Pete Paphides conducts a fascinatingly open interview with John Grant before Grant’s rapturously received Mountain Stage sunset slot, and Baxter Dury explains his hate-fuelled text friendship with Sleaford Mods singer Jason Williamson in a live episode of Gabriel Ebulue’s Three Track Podcast.
After a demoralising performance by the Long Live Vinyl team in Green Man’s traditional Pop Quiz and a thought-provoking panel discussion on the Future Of Music Journalism post-NME, SUNDAY crams in an eclectic undercard before The War On Drugs close the show.
Former Woods and Babies member Kevin Morby, in utilitarian grey boiler suit, proves one of the weekend’s highlights, embodying an encyclopedia entry for New York music as he channels The Velvet Underground, Ramones and The Strokes and blasts through 2017’s superb City Music backed by some spirited Strat wrangling from Meg Duffy.
On the eve of the release of her third album, Hunter, Anna Calvi is in stunning form on the Mountain Stage, dropping to her knees at the climax of new single Don’t Beat The Girl Out Of My Boy and shifting breathtakingly through her vocal range before letting out a curdling howl that hangs in the cooling air for what threatens to be an eternity. Debut album selections Suzanne and I and Desire witness some of the weekend’s most virtuoso guitar playing.
Melbourne’s Rolling Blackouts Coastal Fever are busy relocating the Far Out tent roof, with their breathless Marr-esque three-guitar assault a wide-eyed sugar rush.

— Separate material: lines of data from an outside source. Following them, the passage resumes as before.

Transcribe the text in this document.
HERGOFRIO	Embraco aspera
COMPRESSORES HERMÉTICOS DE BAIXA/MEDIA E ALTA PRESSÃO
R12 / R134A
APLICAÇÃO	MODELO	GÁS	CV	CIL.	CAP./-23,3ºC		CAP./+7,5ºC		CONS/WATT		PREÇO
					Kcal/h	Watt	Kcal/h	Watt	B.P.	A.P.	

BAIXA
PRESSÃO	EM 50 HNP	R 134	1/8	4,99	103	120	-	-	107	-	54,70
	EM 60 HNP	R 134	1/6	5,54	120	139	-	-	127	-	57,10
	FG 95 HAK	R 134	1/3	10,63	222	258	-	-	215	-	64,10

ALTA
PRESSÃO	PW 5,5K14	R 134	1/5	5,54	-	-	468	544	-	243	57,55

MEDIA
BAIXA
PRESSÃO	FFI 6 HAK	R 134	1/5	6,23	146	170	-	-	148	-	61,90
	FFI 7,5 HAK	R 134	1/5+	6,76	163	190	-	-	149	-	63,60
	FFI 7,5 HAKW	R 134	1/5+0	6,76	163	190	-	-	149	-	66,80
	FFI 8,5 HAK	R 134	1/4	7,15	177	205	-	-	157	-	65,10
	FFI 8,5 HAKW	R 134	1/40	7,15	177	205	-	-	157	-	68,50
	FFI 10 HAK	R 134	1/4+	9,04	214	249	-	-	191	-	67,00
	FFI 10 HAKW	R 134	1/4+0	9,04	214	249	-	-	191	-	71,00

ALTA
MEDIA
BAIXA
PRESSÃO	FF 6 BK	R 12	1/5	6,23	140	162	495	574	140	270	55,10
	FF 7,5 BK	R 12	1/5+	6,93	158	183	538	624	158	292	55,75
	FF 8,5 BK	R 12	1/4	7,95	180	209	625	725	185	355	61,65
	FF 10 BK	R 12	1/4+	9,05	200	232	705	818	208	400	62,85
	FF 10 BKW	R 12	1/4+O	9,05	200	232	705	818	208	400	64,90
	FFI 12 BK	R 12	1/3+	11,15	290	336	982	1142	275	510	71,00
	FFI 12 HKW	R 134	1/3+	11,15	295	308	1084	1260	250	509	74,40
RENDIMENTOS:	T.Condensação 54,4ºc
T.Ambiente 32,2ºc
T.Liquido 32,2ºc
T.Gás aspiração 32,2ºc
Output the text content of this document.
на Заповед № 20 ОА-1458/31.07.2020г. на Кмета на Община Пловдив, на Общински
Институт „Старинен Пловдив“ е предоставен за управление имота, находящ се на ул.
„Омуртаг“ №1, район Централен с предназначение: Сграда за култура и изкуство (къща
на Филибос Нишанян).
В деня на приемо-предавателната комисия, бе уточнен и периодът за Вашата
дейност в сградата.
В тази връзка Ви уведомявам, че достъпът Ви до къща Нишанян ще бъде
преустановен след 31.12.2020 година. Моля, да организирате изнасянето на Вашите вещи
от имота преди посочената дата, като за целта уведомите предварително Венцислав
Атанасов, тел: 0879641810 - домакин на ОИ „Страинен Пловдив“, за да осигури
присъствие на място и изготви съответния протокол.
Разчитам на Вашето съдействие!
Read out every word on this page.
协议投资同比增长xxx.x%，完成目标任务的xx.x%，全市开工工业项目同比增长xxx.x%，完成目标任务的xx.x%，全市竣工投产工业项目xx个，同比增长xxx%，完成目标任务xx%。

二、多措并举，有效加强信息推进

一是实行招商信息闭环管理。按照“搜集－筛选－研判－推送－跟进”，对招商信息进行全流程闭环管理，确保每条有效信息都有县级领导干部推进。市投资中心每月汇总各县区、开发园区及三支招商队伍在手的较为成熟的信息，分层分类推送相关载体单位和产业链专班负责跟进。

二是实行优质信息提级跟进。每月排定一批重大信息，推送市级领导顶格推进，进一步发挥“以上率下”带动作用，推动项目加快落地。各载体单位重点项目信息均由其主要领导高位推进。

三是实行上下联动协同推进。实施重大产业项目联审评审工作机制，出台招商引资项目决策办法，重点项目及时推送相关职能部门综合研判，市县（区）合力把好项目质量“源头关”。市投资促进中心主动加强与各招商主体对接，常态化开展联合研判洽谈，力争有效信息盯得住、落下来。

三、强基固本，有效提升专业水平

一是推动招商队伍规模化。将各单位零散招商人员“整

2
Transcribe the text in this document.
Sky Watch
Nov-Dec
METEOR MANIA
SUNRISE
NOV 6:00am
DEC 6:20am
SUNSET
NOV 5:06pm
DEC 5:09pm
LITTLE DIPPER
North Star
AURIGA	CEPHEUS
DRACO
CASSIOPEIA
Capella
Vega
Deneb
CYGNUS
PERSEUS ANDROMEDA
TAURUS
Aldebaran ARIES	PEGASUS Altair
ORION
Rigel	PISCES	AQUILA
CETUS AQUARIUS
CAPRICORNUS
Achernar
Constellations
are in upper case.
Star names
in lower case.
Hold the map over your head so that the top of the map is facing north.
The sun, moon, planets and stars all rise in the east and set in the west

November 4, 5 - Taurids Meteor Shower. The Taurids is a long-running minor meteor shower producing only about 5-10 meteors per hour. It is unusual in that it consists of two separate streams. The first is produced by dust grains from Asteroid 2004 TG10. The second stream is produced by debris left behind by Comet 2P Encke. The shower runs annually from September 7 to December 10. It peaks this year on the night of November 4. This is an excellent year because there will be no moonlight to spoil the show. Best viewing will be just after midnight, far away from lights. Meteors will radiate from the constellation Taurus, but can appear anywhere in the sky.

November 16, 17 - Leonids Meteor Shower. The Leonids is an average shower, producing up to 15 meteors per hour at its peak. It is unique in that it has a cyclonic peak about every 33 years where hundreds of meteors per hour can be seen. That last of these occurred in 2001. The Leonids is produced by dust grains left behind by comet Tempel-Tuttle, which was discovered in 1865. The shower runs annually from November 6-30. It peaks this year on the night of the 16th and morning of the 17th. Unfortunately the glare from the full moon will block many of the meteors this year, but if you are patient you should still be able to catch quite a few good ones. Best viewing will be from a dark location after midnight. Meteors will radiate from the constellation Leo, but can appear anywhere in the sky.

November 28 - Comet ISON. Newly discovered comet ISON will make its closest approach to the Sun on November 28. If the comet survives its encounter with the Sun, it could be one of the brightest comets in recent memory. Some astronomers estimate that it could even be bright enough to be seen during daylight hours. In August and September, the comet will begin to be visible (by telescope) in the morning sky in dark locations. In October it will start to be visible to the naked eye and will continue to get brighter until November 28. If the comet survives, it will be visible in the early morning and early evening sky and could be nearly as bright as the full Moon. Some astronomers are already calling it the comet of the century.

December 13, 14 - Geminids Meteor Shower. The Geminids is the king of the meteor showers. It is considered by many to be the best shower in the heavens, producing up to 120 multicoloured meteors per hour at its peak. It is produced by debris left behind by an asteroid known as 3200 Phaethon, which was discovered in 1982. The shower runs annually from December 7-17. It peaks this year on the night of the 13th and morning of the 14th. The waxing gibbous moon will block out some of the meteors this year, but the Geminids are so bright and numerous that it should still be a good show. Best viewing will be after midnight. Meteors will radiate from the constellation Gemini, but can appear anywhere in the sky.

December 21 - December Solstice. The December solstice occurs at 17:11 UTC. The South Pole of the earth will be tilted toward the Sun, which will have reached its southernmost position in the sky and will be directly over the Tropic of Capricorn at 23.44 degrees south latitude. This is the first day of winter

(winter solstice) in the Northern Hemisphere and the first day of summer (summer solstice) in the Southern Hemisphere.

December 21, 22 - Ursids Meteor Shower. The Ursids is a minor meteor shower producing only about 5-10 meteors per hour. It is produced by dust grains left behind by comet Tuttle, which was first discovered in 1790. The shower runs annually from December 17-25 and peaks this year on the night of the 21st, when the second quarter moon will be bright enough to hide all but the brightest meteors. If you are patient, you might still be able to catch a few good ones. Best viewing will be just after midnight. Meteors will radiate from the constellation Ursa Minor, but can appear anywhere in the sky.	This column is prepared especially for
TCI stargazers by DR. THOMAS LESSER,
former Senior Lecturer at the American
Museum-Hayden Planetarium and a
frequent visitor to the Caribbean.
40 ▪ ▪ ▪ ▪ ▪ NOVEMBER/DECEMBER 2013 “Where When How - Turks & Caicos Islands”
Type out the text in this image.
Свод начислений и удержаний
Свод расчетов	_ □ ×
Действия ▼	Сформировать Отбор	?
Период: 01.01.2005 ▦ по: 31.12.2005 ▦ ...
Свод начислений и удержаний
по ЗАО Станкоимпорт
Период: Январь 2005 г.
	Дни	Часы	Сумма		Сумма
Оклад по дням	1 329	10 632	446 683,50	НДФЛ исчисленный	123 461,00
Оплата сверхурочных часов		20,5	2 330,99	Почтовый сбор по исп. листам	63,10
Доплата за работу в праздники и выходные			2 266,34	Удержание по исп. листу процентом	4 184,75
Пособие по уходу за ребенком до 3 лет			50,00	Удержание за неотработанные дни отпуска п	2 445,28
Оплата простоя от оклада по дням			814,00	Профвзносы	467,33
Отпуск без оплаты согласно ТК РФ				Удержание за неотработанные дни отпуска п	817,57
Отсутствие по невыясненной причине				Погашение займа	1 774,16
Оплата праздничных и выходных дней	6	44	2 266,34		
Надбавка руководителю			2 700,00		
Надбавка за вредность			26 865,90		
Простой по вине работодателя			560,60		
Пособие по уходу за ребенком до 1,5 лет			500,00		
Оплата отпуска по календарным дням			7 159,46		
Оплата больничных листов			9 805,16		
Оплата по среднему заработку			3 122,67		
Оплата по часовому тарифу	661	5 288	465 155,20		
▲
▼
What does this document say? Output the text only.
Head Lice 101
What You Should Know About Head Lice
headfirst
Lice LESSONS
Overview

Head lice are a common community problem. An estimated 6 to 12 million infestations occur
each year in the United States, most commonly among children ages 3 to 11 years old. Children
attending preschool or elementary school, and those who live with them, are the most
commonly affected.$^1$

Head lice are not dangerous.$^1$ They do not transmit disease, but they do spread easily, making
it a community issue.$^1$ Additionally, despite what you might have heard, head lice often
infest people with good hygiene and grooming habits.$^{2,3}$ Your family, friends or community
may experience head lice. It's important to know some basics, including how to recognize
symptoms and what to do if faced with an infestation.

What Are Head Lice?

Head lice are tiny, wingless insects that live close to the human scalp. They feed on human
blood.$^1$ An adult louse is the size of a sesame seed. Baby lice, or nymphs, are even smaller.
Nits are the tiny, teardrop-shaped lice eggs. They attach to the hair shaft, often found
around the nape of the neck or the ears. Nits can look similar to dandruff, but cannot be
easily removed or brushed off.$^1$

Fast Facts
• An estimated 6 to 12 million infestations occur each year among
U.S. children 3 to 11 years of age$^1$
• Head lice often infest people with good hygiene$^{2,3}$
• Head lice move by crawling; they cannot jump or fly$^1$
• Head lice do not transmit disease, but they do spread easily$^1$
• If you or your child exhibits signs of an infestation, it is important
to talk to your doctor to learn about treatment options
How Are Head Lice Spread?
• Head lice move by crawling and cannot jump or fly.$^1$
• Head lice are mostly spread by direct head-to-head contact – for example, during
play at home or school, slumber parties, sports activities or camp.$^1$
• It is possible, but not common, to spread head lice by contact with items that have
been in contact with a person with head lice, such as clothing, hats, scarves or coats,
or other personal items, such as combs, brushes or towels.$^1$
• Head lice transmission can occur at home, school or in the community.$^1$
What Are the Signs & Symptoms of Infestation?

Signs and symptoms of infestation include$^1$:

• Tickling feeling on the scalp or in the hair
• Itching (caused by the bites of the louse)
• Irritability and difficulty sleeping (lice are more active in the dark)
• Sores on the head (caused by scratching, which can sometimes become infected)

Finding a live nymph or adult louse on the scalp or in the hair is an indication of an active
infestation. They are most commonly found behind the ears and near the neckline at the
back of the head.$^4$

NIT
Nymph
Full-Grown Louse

Talking Straight, from this year’s Hope Downs album, feels every bit as exciting as the early heady salvos of The Strokes and The Libertines, and they’re met by the sweaty embrace of a packed tent.
Grizzly Bear show they’ve matured into one of our most inventive indie acts, working patiently through a set of depth and complexity as the final evening ebbs away and the Mountain Stage amphitheatre fills in readiness for The War On Drugs. It’s hard to imagine how the team behind Green Man can return with a bill more cleverly assembled and generously stocked than this in 12 months’ time, but to borrow Granduciel’s phrase we’ll be returning home to find out.